Sokka did something she didn't expect. He pulled her close, into a hug which didn't hold passion, but a great deal of empathy. It was warm, comfortable, and safe. She just let it ease into her, like the fire on the coldest of days. "There's no reason we can't be friends," he said. But she could tell, his heart wasn't in it. When she pulled back, she forced a smile onto her face.

"No reason at all," she said. But he wasn't looking at her. He reached up into the sky, and then examined her hand. She frowned. "What is it?"

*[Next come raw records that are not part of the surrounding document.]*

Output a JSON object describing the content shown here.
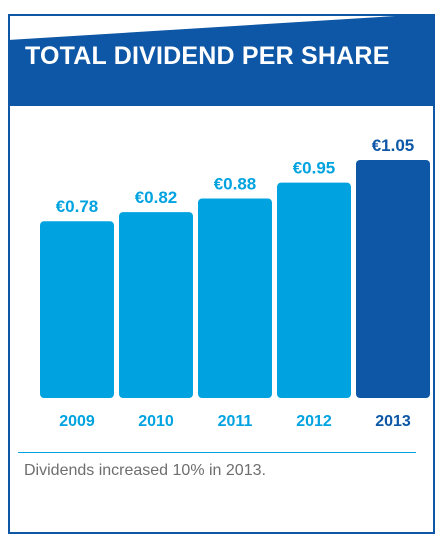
{
  "colors": {
    "header": "#0d57a6",
    "bar": "#00a3e0",
    "highlight_bar": "#0d57a6",
    "rule": "#00a3e0",
    "caption": "#6e6e6e"
  },
  "caption": "Dividends increased 10% in 2013.",
  "chart_data": {
    "type": "bar",
    "title": "TOTAL DIVIDEND PER SHARE",
    "categories": [
      "2009",
      "2010",
      "2011",
      "2012",
      "2013"
    ],
    "values": [
      0.78,
      0.82,
      0.88,
      0.95,
      1.05
    ],
    "value_labels": [
      "€0.78",
      "€0.82",
      "€0.88",
      "€0.95",
      "€1.05"
    ],
    "highlight_index": 4,
    "ylim": [
      0,
      1.05
    ],
    "grid": false,
    "legend": "none",
    "xlabel": "",
    "ylabel": ""
  }
}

"Ash," he said, his face growing, fittingly, ashen. "Where I'm from, winds from the north blow warm air to the poles. I can assume the inverse happens up here?" she nodded. "When smoke mixes with snow, it falls looking like this," he said, showing his hand full of that black, smudgy stuff. "Depending on the winds, it gave us warning."

"Warning of what?" Yue asked.

"The Fire Nation is coming. And they'll be here soon," Sokka clambered up the facade and stuck an ungloved hand above the level of the roof.

"What do you mean the Fire Nation is coming? Are you sure?" she asked.

"Positive. The last time I saw snow like this was when they killed my mother," Sokka said, his expression hard. He dropped back down onto the bridge. "From the wind, they'll be here soon. A month on the outside. Probably two weeks."

"Are you saying...?" she asked.

Sokka nodded. "We have to get the Tribe ready for war. They're going to lay siege to the North."